Optimization of gasoline compression ignition combustion with ozone addition and two-stage direct-injection at middle loads

Abstract

Ozone (O3) was introduced into the intake air to control the ignition in a gasoline compression ignition (GCI) engine. An early fuel injection at −68 °CA ATDC was adopted to mix the fuel with the reactive O-radicals decomposed from the O3, before the reduction of the O-radicals due to their recombination would take place. The second injection was implemented near top dead center to optimize the profile of the heat release rate.

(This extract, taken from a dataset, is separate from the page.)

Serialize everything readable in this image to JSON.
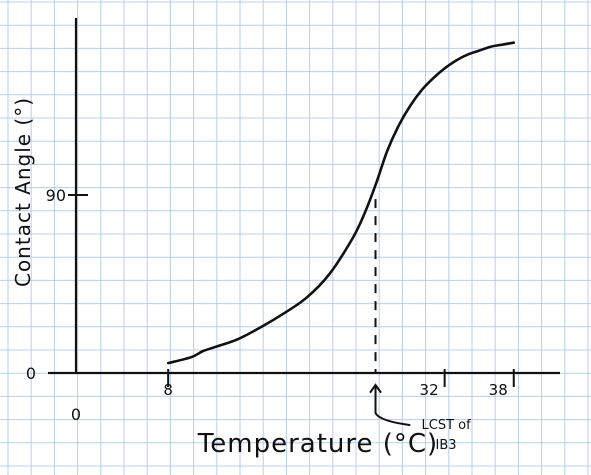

The engine experiments were performed around the indicated mean effective pressure (IMEP) of 0.67 MPa with a primary reference fuel, octane number 90 (PRF90), maintaining the 15% intake oxygen concentration with the EGR. The quantity of the first injection, the second injection timing as well as the ozone concentration were changed as experimental parameters. The results showed that the GCI operation with the ozone addition makes it possible to reduce the maximum pressure rise rate while attaining high thermal efficiency, compared to that without the ozone. Appropriate combinations of the ozone concentration and the first injection quantity achieve low smoke and NOx emissions. Further, the ozone-assisted GCI operation was compared with conventional diesel operation. The results showed that the indicated thermal efficiency of the ozone-assisted GCI combustion is slightly lower than that of the conventional diesel combustion, but that GCI assisted with ozone is highly advantageous to the smoke and NOx emissions.